As I mentioned in my previous post, a linear decision boundary is rarely enough to describe a real life decision boundary.
The Idea behind a non-linear logistic regression algorithms is to “grasp” the more complex mathematical relationship between our set of X features and their respective y label. One way is finding a polynomial relation, also known as “feature mapping”.
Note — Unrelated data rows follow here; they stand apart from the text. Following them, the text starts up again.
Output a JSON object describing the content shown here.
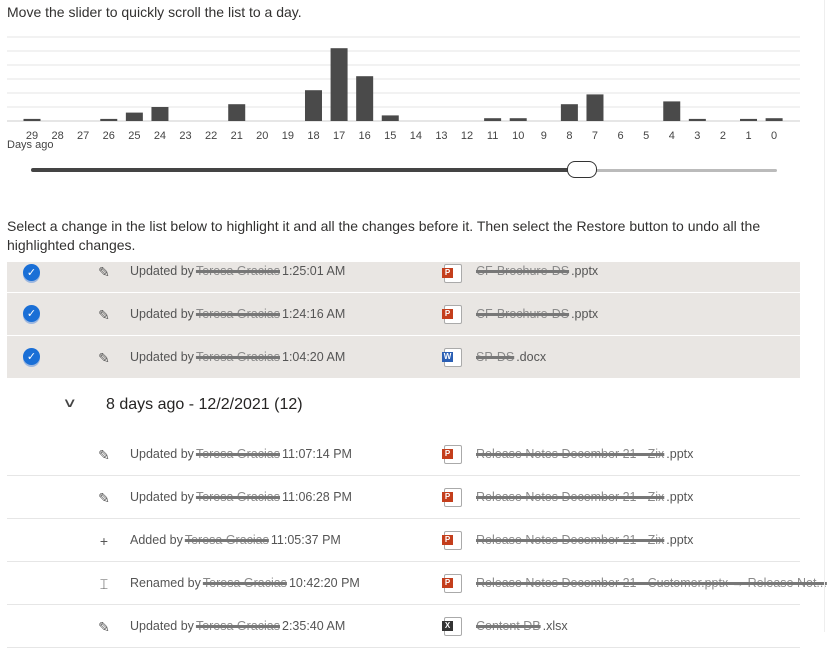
{
  "intro": "Move the slider to quickly scroll the list to a day.",
  "chart_data": {
    "type": "bar",
    "categories": [
      "29",
      "28",
      "27",
      "26",
      "25",
      "24",
      "23",
      "22",
      "21",
      "20",
      "19",
      "18",
      "17",
      "16",
      "15",
      "14",
      "13",
      "12",
      "11",
      "10",
      "9",
      "8",
      "7",
      "6",
      "5",
      "4",
      "3",
      "2",
      "1",
      "0"
    ],
    "values": [
      0.15,
      0,
      0,
      0.15,
      0.6,
      1,
      0,
      0,
      1.2,
      0,
      0,
      2.2,
      5.2,
      3.2,
      0.4,
      0,
      0,
      0,
      0.2,
      0.2,
      0,
      1.2,
      1.9,
      0,
      0,
      1.4,
      0.15,
      0,
      0.15,
      0.2
    ],
    "xlabel": "Days ago",
    "ylim": [
      0,
      6
    ],
    "grid": true,
    "bar_color": "#4a4a4a"
  },
  "slider": {
    "value_days_ago": 7.5,
    "min": 0,
    "max": 29
  },
  "instructions": "Select a change in the list below to highlight it and all the changes before it. Then select the Restore button to undo all the highlighted changes.",
  "selected_rows": [
    {
      "action": "Updated by",
      "user": "Teresa Gracias",
      "time": "1:25:01 AM",
      "file_redacted": "CF-Brochure-DS",
      "file_ext": ".pptx",
      "file_type": "pptx"
    },
    {
      "action": "Updated by",
      "user": "Teresa Gracias",
      "time": "1:24:16 AM",
      "file_redacted": "CF-Brochure-DS",
      "file_ext": ".pptx",
      "file_type": "pptx"
    },
    {
      "action": "Updated by",
      "user": "Teresa Gracias",
      "time": "1:04:20 AM",
      "file_redacted": "SP-DS",
      "file_ext": ".docx",
      "file_type": "docx"
    }
  ],
  "group": {
    "title": "8 days ago - 12/2/2021 (12)"
  },
  "rows": [
    {
      "action": "Updated by",
      "user": "Teresa Gracias",
      "time": "11:07:14 PM",
      "file_redacted": "Release Notes December 21 - Zix",
      "file_ext": ".pptx",
      "file_type": "pptx",
      "icon": "pencil-icon"
    },
    {
      "action": "Updated by",
      "user": "Teresa Gracias",
      "time": "11:06:28 PM",
      "file_redacted": "Release Notes December 21 - Zix",
      "file_ext": ".pptx",
      "file_type": "pptx",
      "icon": "pencil-icon"
    },
    {
      "action": "Added by",
      "user": "Teresa Gracias",
      "time": "11:05:37 PM",
      "file_redacted": "Release Notes December 21 - Zix",
      "file_ext": ".pptx",
      "file_type": "pptx",
      "icon": "plus-icon"
    },
    {
      "action": "Renamed by",
      "user": "Teresa Gracias",
      "time": "10:42:20 PM",
      "file_redacted": "Release Notes December 21 - Customer.pptx → Release Not...",
      "file_ext": "",
      "file_type": "pptx",
      "icon": "rename-icon"
    },
    {
      "action": "Updated by",
      "user": "Teresa Gracias",
      "time": "2:35:40 AM",
      "file_redacted": "Content DB",
      "file_ext": ".xlsx",
      "file_type": "xlsx",
      "icon": "pencil-icon"
    }
  ],
  "file_colors": {
    "pptx": "#c43e1c",
    "docx": "#2b5fb4",
    "xlsx": "#333333"
  },
  "accent": "#1a6fd6"
}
For example: instead of just mapping x1 and x2 to y1, consider mapping: x1, x2, x1^2*x2, x1^2*x2^2, x1^3*x2, x1^3*x2^2, and so on, to our y label
To visualize that, let’s consider a 2 features labeled data set, x1, x2 and y, representing 2 ranges of qa test results (0 to 2) and a y label of pass / no-pass for that product (0 / 1). Something like:
qa test #1, qa test #2, pass?
0.455131, 1.656942, 1
0.434386, 1.367466, 1
Let’s drag our csv to MLplayground.org
We can clearly see our decision boundary if far from being linear. It has some symmetricity to it, which makes it a good candidate for a polynomial kernel. But just for the fun of it, let’s try and run logistic regression without feature mapping:
Even with an optimized cost the linear decision boundary seems random and meaningless. The algorithm just can’t find a linear mathematical relationship between x1, x2 and y.
Now let’s try feature mapping. We’ll start with a polynomial of a second degree. It means that our X matrix just got much bigger; from x1 and x2 to: x1, x2, x1*x2, x1*x2^2, x1^2*x2, x1^2*x2^2. (we can think of x1 as x1*x2^0 and vice versa)
We can now actually “see” the underlying boundary, with a training accuracy of 78.8%. We can try to improve results with using a higher order polynomial, while adjusting alpha and #iteration parameters for an optimal cost. For 4, 6 and 10 degrees we get:
However, there’s a caveat to it; it’s computationally unscalable to use higher orders, keeping in mind that in a real life scenario you will probably want to grasp a relation between more than 2 features. Another problem with higher polynomial is overfitting, causing our decision boundary to look “custom tailored” to the specific training data.
With a 20 degree, in addition to tremendous slowness, we even experience accuracy degradation:
What can we do next, without jumping to the more exotic algorithms, like neural networks? One way is using a Gaussian kernel (not supported with simdfied yet). The idea is to be able to grasp a more random-like, unstructured boundaries based on the Gaussian distribution, with a more scalable computation.